CALGARY – Oilsands giant Cenovus Energy Inc. (TSX:CVE) is bracing for a prolonged stretch of low oil prices, announcing Wednesday it’s taking $700 million out of its 2015 budget, released just a month and a half ago.
The Calgary-based company said its budget for this year now sits at between $1.8 billion and $2 billion. In mid-December, Cenovus figured it would spend between $2.5 and $2.7 billion, which was already 15 per cent lower than 2014 levels.
“I believe crude oil prices will rebound, but the timing is uncertain. We’re taking the actions we deem prudent to help protect the financial resilience of Cenovus without compromising our future,” said CEO Brian Ferguson in a release.
U.S. benchmark crude for March delivery was at around US$44 a barrel on Wednesday. Cenovus is assuming a US$50.50 price for 2015.
When Cenovus released its initial 2015 budget, crude prices were at US$60 and the company was expecting US$77 West Texas Intermediate crude for 2015. Last summer, crude was well above US$100.
Bearing the brunt of the budget cuts are the bulk of Cenovus’ conventional drilling program in southern Alberta and Saskatchewan and longer-term oilsands projects. Its core Christina Lake and Foster Creek oilsands projects in northeastern Alberta will continue to be funded.
Cenovus expects its total crude production to be between 195,000 and 212,000 barrels a day, slightly lower than the range it predicted back in December.
The company plans to shuffle its employees within the company to better align with its spending plans. Its contract workforce will be reduced, but it didn’t say by how much.
Ferguson said there could be some silver lining in the downturn.
“As a result of the dramatic slowdown across the energy sector, we expect to see continued reductions in demand for labour, service and materials. This should create potential opportunities for us to drive improvements in our cost structure.”
Cenovus shares were off by about three per cent at $28.90 on the Toronto Stock Exchange around mid-day Wednesday.
“Cenovus is one of the growth entities in the oilsands space, so to push out growth further in time will weigh on the stock,” CIBC World Markets analyst Arthur Grayfer wrote in a note to clients.

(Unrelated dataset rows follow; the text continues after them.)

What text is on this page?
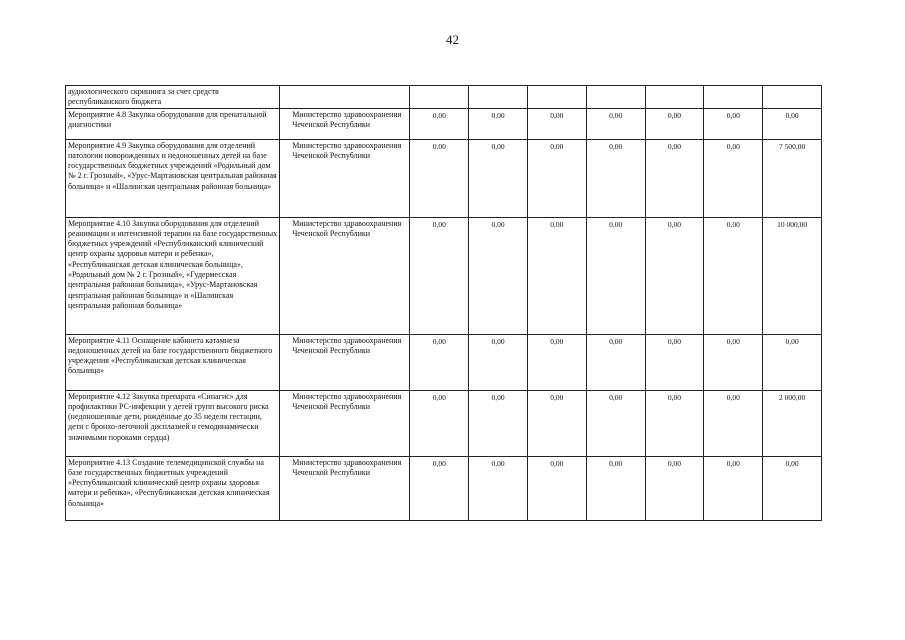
42
аудиологического скрининга за счет средств республиканского бюджета		

Мероприятие 4.8 Закупка оборудования для пренатальной диагностики	Министерство здравоохранения Чеченской Республики	0,00	0,00	0,00	0,00	0,00	0,00	0,00

Мероприятие 4.9 Закупка оборудования для отделений патологии новорожденных и недоношенных детей на базе государственных бюджетных учреждений «Родильный дом № 2 г. Грозный», «Урус-Мартановская центральная районная больница» и «Шалинская центральная районная больница»	Министерство здравоохранения Чеченской Республики	0,00	0,00	0,00	0,00	0,00	0,00	7 500,00

Мероприятие 4.10 Закупка оборудования для отделений реанимации и интенсивной терапии на базе государственных бюджетных учреждений «Республиканский клинический центр охраны здоровья матери и ребенка», «Республиканская детская клиническая больница», «Родильный дом № 2 г. Грозный», «Гудермесская центральная районная больница», «Урус-Мартановская центральная районная больница» и «Шалинская центральная районная больница»	Министерство здравоохранения Чеченской Республики	0,00	0,00	0,00	0,00	0,00	0,00	10 000,00

Мероприятие 4.11 Оснащение кабинета катамнеза недоношенных детей на базе государственного бюджетного учреждения «Республиканская детская клиническая больница»	Министерство здравоохранения Чеченской Республики	0,00	0,00	0,00	0,00	0,00	0,00	0,00

Мероприятие 4.12 Закупка препарата «Синагис» для профилактики РС-инфекции у детей групп высокого риска (недоношенные дети, рождённые до 35 недели гестации, дети с бронхо-легочной дисплазией и гемодинамически значимыми пороками сердца)	Министерство здравоохранения Чеченской Республики	0,00	0,00	0,00	0,00	0,00	0,00	2 000,00

Мероприятие 4.13 Создание телемедицинской службы на базе государственных бюджетных учреждений «Республиканский клинический центр охраны здоровья матери и ребенка», «Республиканская детская клиническая больница»	Министерство здравоохранения Чеченской Республики	0,00	0,00	0,00	0,00	0,00	0,00	0,00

The firm has been mulling options for its royalty land holdings in Alberta. Grayfer sees Cenovus selling them rather than spinning them out into a new publicly traded entity, much how Encana Corp. (TSX:ECA) created PrairieSky Royalty Ltd. (TSX:PSK) last year. He said the land is likely worth around $900 million.
Cenovus is not the first major oilsands player to rewrite its 2015 budget in the face of lower crude prices. Earlier this month, Canadian Natural Resources Ltd. (TSX:CNQ) reduced its 2015 budget by $2.4 billion. Suncor Energy Inc. (TSX:SU) has reduced its workforce by 1,000 and its budget by $1 billion.